Lake Thoreau Recreation Area – In the late 1960s, Leon Mason Eubanks became a member of the English faculty at USM and built two lakes in the Hattiesburg area. One lake (the aptly named Lake Forgetful) has since been filled and the land converted to commercial development. The other lake, however, is now the focal point of the Center. Mr. Eubanks named this lake after one of his favorite writers, Henry David Thoreau. Throughout the 1970s and 1980s, Mr. Eubanks would invite local residents to come and join the Lake Thoreau Recreation Club. Residents could pay a small annual fee and bring their families to Lake Thoreau to fish and hike. Mr. Eubanks would frequently take his English students to Lake Thoreau for poetry readings. When Mr. Eubanks passed away in 1999, his estate donated the Lake Thoreau property to the USM Foundation. This 131-acre property is now the Eubanks Preserve. It was Mr. Eubanks’ wish that this property be used as a nature preserve for scientific, educational and aesthetic purposes.

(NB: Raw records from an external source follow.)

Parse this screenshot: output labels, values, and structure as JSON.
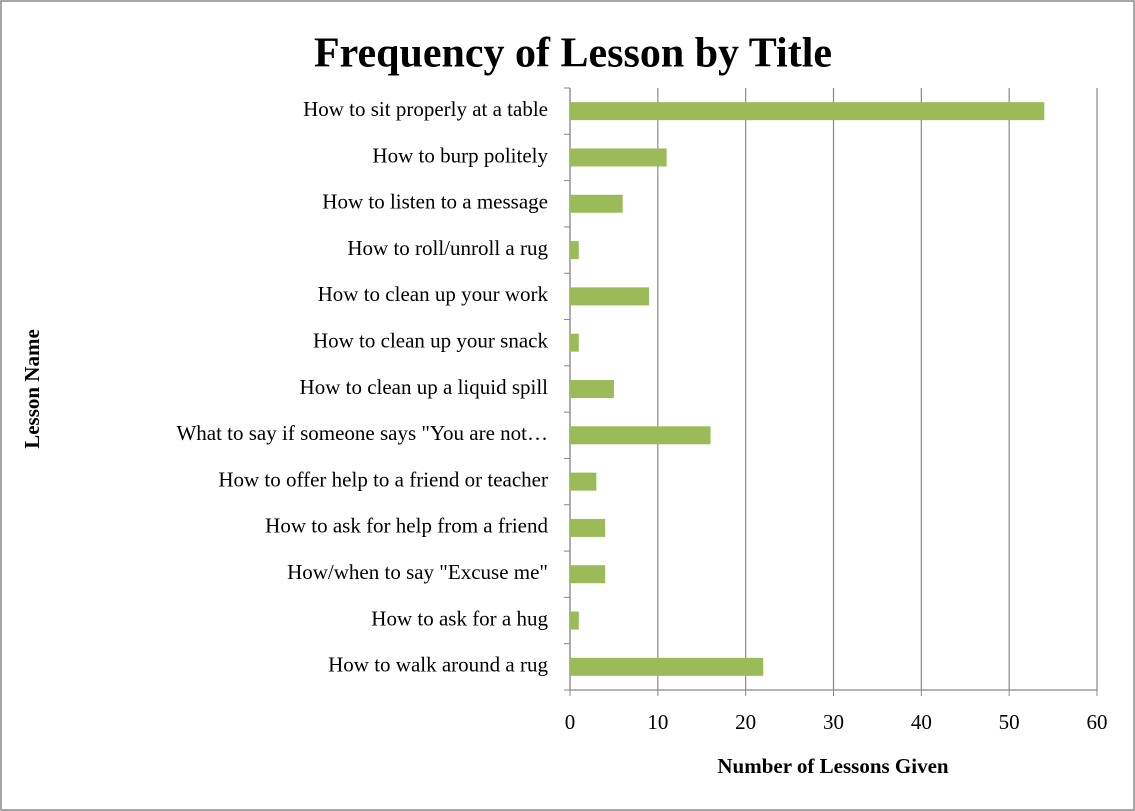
{
  "chart_data": {
    "type": "bar",
    "orientation": "horizontal",
    "title": "Frequency of Lesson by Title",
    "x_label": "Number of Lessons Given",
    "y_label": "Lesson Name",
    "categories": [
      "How to sit properly at a table",
      "How to burp politely",
      "How to listen to a message",
      "How to roll/unroll a rug",
      "How to clean up your work",
      "How to clean up your snack",
      "How to clean up a liquid spill",
      "What to say if someone says \"You are not…",
      "How to offer help to a friend or teacher",
      "How to ask for help from a friend",
      "How/when to say \"Excuse me\"",
      "How to ask for a hug",
      "How to walk around a rug"
    ],
    "values": [
      54,
      11,
      6,
      1,
      9,
      1,
      5,
      16,
      3,
      4,
      4,
      1,
      22
    ],
    "color": "#9bbb59",
    "xlim": [
      0,
      60
    ],
    "xticks": [
      0,
      10,
      20,
      30,
      40,
      50,
      60
    ],
    "grid": true
  }
}
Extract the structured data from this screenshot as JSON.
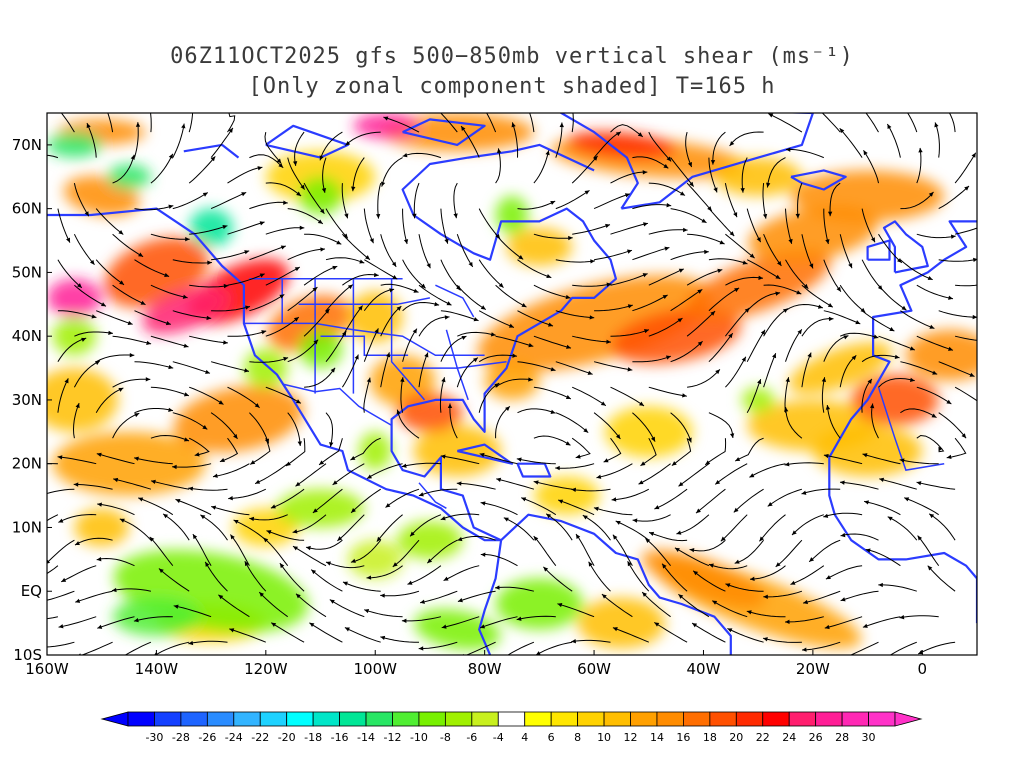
{
  "title": {
    "line1": "06Z11OCT2025 gfs 500−850mb vertical shear (ms⁻¹)",
    "line2": "[Only zonal component shaded] T=165 h"
  },
  "map": {
    "lon_range": [
      -160,
      10
    ],
    "lat_range": [
      -10,
      75
    ],
    "lat_ticks": [
      {
        "value": 70,
        "label": "70N"
      },
      {
        "value": 60,
        "label": "60N"
      },
      {
        "value": 50,
        "label": "50N"
      },
      {
        "value": 40,
        "label": "40N"
      },
      {
        "value": 30,
        "label": "30N"
      },
      {
        "value": 20,
        "label": "20N"
      },
      {
        "value": 10,
        "label": "10N"
      },
      {
        "value": 0,
        "label": "EQ"
      },
      {
        "value": -10,
        "label": "10S"
      }
    ],
    "lon_ticks": [
      {
        "value": -160,
        "label": "160W"
      },
      {
        "value": -140,
        "label": "140W"
      },
      {
        "value": -120,
        "label": "120W"
      },
      {
        "value": -100,
        "label": "100W"
      },
      {
        "value": -80,
        "label": "80W"
      },
      {
        "value": -60,
        "label": "60W"
      },
      {
        "value": -40,
        "label": "40W"
      },
      {
        "value": -20,
        "label": "20W"
      },
      {
        "value": 0,
        "label": "0"
      }
    ],
    "coastline_color": "#2b3cff",
    "streamline_color": "#000000"
  },
  "colorbar": {
    "labels": [
      "-30",
      "-28",
      "-26",
      "-24",
      "-22",
      "-20",
      "-18",
      "-16",
      "-14",
      "-12",
      "-10",
      "-8",
      "-6",
      "-4",
      "4",
      "6",
      "8",
      "10",
      "12",
      "14",
      "16",
      "18",
      "20",
      "22",
      "24",
      "26",
      "28",
      "30"
    ],
    "colors": [
      "#0000ff",
      "#1440ff",
      "#1e64ff",
      "#2a8cff",
      "#32b4ff",
      "#1ed2ff",
      "#00ffff",
      "#00e6c8",
      "#00e696",
      "#28e664",
      "#50ee32",
      "#78f000",
      "#a0f000",
      "#c8f01e",
      "#ffffff",
      "#ffff00",
      "#ffe600",
      "#ffd200",
      "#ffbe00",
      "#ffa000",
      "#ff8c00",
      "#ff6e00",
      "#ff5000",
      "#ff2a00",
      "#ff0000",
      "#ff1e6e",
      "#ff1e96",
      "#ff28b4",
      "#ff32c8"
    ],
    "end_left_color": "#0000ff",
    "end_right_color": "#ff32c8"
  }
}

Lake Thoreau Environmental Center – In 2008, the Department of Biological Sciences began developing the concept of an environmental education and research facility centered around Lake Thoreau. From that early concept grew the Lake Thoreau Environmental Center. Once the Center was established, faculty began utilizing the project for research, teaching, and outreach. Collaborations with local organizations began to be formed which resulted in the construction of over 12 miles of trails. In 2013, the Natural Sciences Collections building was completed at the Center. This facility houses the USM Herbarium and Ichthyology Collection as well as a new classroom. Today the Center is home to many educational and recreational activities for all ages and is a critical site for environmental research for USM.